The Brontë Stones are a group of stones placed in the landscape between the birthplace of the Brontë family in Thornton and the parsonage where they wrote their famous work in Haworth.
The project was devised by writer, Michael Stewart, who took inspiration from another literary walk. There are three stones that celebrate the bicentenaries of the three sisters: Charlotte, Emily and Anne, and a fourth stone to mark the significance of the Brontës as a literary family.
The stones have been carved by fine art letter carver, Pip Hall, with specially commissioned literature by famous contemporary female writers. The project was curated and delivered jointly by Michael Stewart and the Bradford Literature Festival and funded by the Arts Council England.
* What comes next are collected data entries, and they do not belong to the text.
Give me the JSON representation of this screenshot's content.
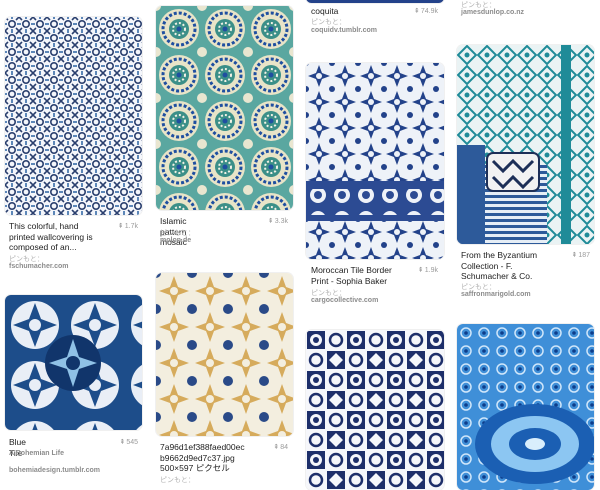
{
  "colors": {
    "accent": "#1f4fa0",
    "text": "#222222",
    "muted": "#9a9a9a"
  },
  "pins": [
    {
      "id": "top2",
      "description": "coquita",
      "repins": "74.9k",
      "via": "ピンもと：",
      "source": "coquidv.tumblr.com"
    },
    {
      "id": "top3",
      "via": "ピンもと：",
      "source": "jamesdunlop.co.nz"
    },
    {
      "id": "p1",
      "description": "This colorful, hand\nprinted wallcovering is\ncomposed of an...",
      "repins": "1.7k",
      "via": "ピンもと：",
      "source": "fschumacher.com"
    },
    {
      "id": "p2",
      "description": "Islamic pattern mosaic",
      "repins": "3.3k",
      "via": "ピンもと：",
      "source": "molon.de"
    },
    {
      "id": "p3",
      "description": "Moroccan Tile Border\nPrint - Sophia Baker",
      "repins": "1.9k",
      "via": "ピンもと：",
      "source": "cargocollective.com"
    },
    {
      "id": "p4",
      "description": "From the Byzantium\nCollection - F.\nSchumacher & Co.",
      "repins": "187",
      "via": "ピンもと：",
      "source": "saffronmarigold.com"
    },
    {
      "id": "p5",
      "description": "Blue Tile",
      "repins": "545",
      "board": "A Bohemian Life",
      "source": "bohemiadesign.tumblr.com"
    },
    {
      "id": "p6",
      "description": "7a96d1ef388faed00ec\nb9662d9ed7c37.jpg\n500×597 ピクセル",
      "repins": "84",
      "via": "ピンもと："
    }
  ]
}
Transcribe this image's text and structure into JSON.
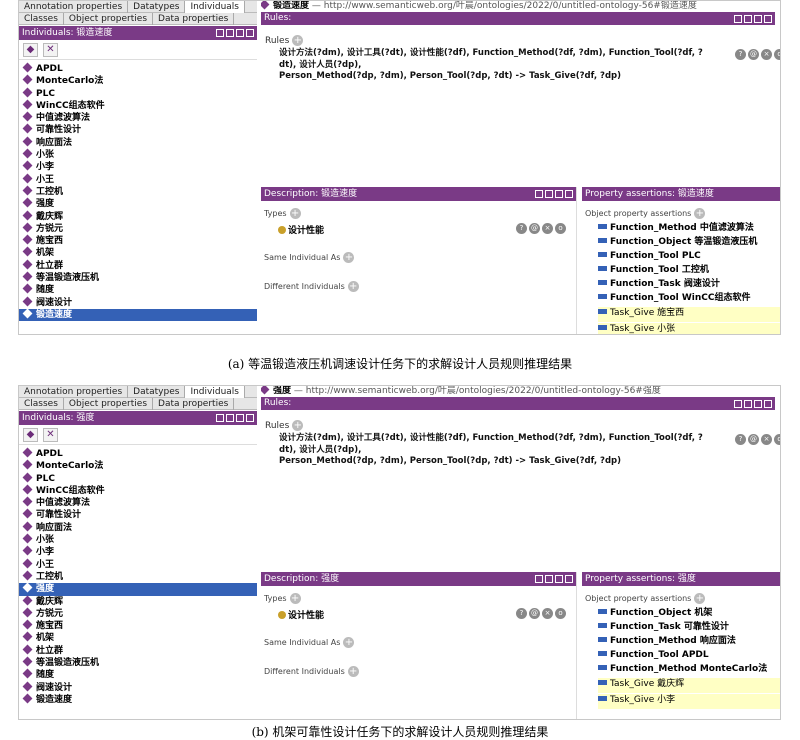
{
  "colors": {
    "accent": "#7a3a86",
    "selection": "#3461b6",
    "highlight": "#ffffc4",
    "type_dot": "#c9a02a"
  },
  "panels": [
    {
      "tabs_top": [
        "Annotation properties",
        "Datatypes",
        "Individuals"
      ],
      "tabs_bottom": [
        "Classes",
        "Object properties",
        "Data properties"
      ],
      "individuals_title": "Individuals: 锻造速度",
      "individuals": [
        "APDL",
        "MonteCarlo法",
        "PLC",
        "WinCC组态软件",
        "中值滤波算法",
        "可靠性设计",
        "响应面法",
        "小张",
        "小李",
        "小王",
        "工控机",
        "强度",
        "戴庆辉",
        "方锐元",
        "施宝西",
        "机架",
        "杜立群",
        "等温锻造液压机",
        "随度",
        "阀速设计",
        "锻造速度"
      ],
      "breadcrumb_name": "锻造速度",
      "breadcrumb_url": "— http://www.semanticweb.org/叶晨/ontologies/2022/0/untitled-ontology-56#锻造速度",
      "rules_title": "Rules:",
      "rules_label": "Rules",
      "rule_line1": "设计方法(?dm), 设计工具(?dt), 设计性能(?df), Function_Method(?df, ?dm), Function_Tool(?df, ?dt), 设计人员(?dp),",
      "rule_line2": "Person_Method(?dp, ?dm), Person_Tool(?dp, ?dt) -> Task_Give(?df, ?dp)",
      "description_title": "Description: 锻造速度",
      "types_label": "Types",
      "type_value": "设计性能",
      "same_label": "Same Individual As",
      "different_label": "Different Individuals",
      "property_title": "Property assertions: 锻造速度",
      "obj_prop_label": "Object property assertions",
      "assertions": [
        "Function_Method  中值滤波算法",
        "Function_Object  等温锻造液压机",
        "Function_Tool  PLC",
        "Function_Tool  工控机",
        "Function_Task  阀速设计",
        "Function_Tool  WinCC组态软件"
      ],
      "inferred": [
        "Task_Give  施宝西",
        "Task_Give  小张"
      ],
      "caption": "(a) 等温锻造液压机调速设计任务下的求解设计人员规则推理结果"
    },
    {
      "tabs_top": [
        "Annotation properties",
        "Datatypes",
        "Individuals"
      ],
      "tabs_bottom": [
        "Classes",
        "Object properties",
        "Data properties"
      ],
      "individuals_title": "Individuals: 强度",
      "individuals": [
        "APDL",
        "MonteCarlo法",
        "PLC",
        "WinCC组态软件",
        "中值滤波算法",
        "可靠性设计",
        "响应面法",
        "小张",
        "小李",
        "小王",
        "工控机",
        "强度",
        "戴庆辉",
        "方锐元",
        "施宝西",
        "机架",
        "杜立群",
        "等温锻造液压机",
        "随度",
        "阀速设计",
        "锻造速度"
      ],
      "breadcrumb_name": "强度",
      "breadcrumb_url": "— http://www.semanticweb.org/叶晨/ontologies/2022/0/untitled-ontology-56#强度",
      "rules_title": "Rules:",
      "rules_label": "Rules",
      "rule_line1": "设计方法(?dm), 设计工具(?dt), 设计性能(?df), Function_Method(?df, ?dm), Function_Tool(?df, ?dt), 设计人员(?dp),",
      "rule_line2": "Person_Method(?dp, ?dm), Person_Tool(?dp, ?dt) -> Task_Give(?df, ?dp)",
      "description_title": "Description: 强度",
      "types_label": "Types",
      "type_value": "设计性能",
      "same_label": "Same Individual As",
      "different_label": "Different Individuals",
      "property_title": "Property assertions: 强度",
      "obj_prop_label": "Object property assertions",
      "assertions": [
        "Function_Object  机架",
        "Function_Task  可靠性设计",
        "Function_Method  响应面法",
        "Function_Tool  APDL",
        "Function_Method  MonteCarlo法"
      ],
      "inferred": [
        "Task_Give  戴庆辉",
        "Task_Give  小李"
      ],
      "caption": "(b) 机架可靠性设计任务下的求解设计人员规则推理结果"
    }
  ]
}
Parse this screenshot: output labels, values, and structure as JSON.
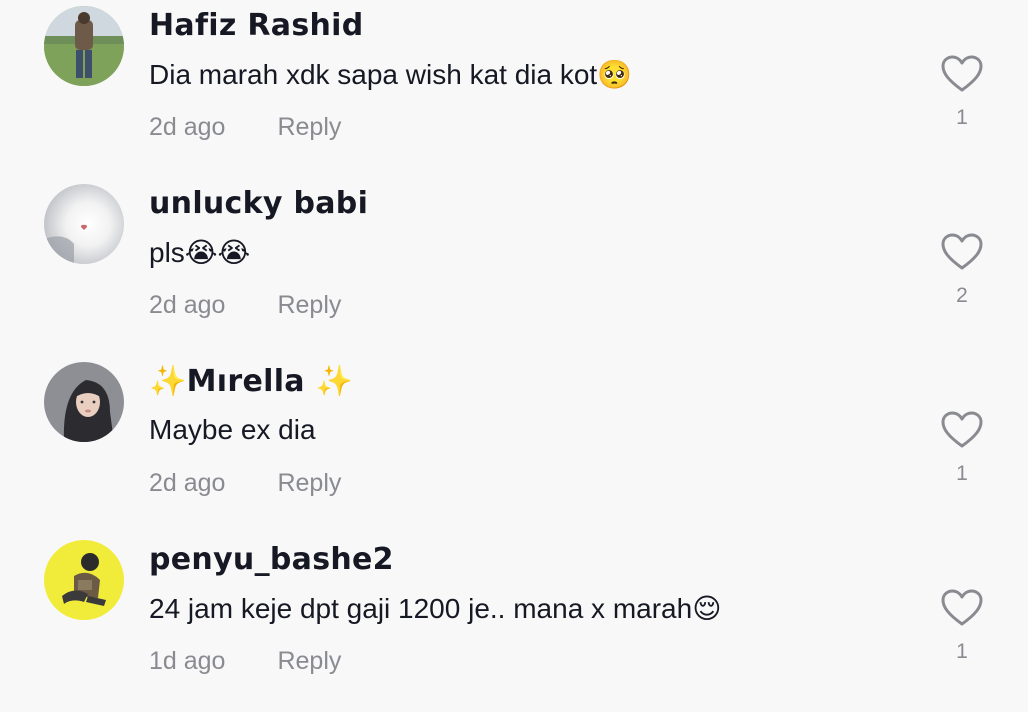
{
  "comments": [
    {
      "username": "Hafiz Rashid",
      "text": "Dia marah xdk sapa wish kat dia kot",
      "emoji": "🥺",
      "time": "2d ago",
      "reply": "Reply",
      "likes": "1",
      "avatar": "photo-man-standing-on-grass"
    },
    {
      "username": "unlucky babi",
      "text": "pls",
      "emoji": "😭😭",
      "time": "2d ago",
      "reply": "Reply",
      "likes": "2",
      "avatar": "photo-bright-light"
    },
    {
      "username": "Mırella",
      "sparkle_left": "✨",
      "sparkle_right": "✨",
      "text": "Maybe ex dia",
      "emoji": "",
      "time": "2d ago",
      "reply": "Reply",
      "likes": "1",
      "avatar": "photo-woman-hijab"
    },
    {
      "username": "penyu_bashe2",
      "text": "24 jam keje dpt gaji 1200 je.. mana x marah",
      "emoji": "😌",
      "time": "1d ago",
      "reply": "Reply",
      "likes": "1",
      "avatar": "photo-person-on-yellow"
    }
  ],
  "icons": {
    "like": "heart-outline-icon"
  },
  "colors": {
    "background": "#f8f8f8",
    "text": "#161823",
    "muted": "#8a8b91"
  }
}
In 2013 I secured some funding from The Arts Council and The University of Huddersfield, to take a group of poets across the moors to celebrate the one year birthday of the Stanza Stones trail. This trail, commissioned by Ilkley Literature Festival, featured original poems written by Simon Armitage on the theme of water and connected his birthplace in Marsden with the festival in Ilkley.
We did the 47 mile walk in three days, conducting 'walkshops', giving readings and hosting open mic events on the way. The trip culminated in a final performance at the Ilkley Literature Festival. We were joined by hundreds of readers, writers and walkers along the way.
What struck me about literature in the landscape was how it engaged with so many people. I was also in awe of the letter carving of Pip Hall. I thought about Thornton, where I live, the birthplace of the Brontë sisters, and how I could put it on the map. The solution was obvious: I would create a literary trail from the birthplace to the parsonage in Haworth where they wrote their literary works.
I would commission some of the best writers around to write pieces for each of the sisters, which would be placed in the landscape along the way. I got carried away. I devised three further walks, one for each sister, working on the maps with the brilliant cartographer, Chris Goddard. Since then, the walks and stones have attracted Brontë fans from all over the world. And continue to do so.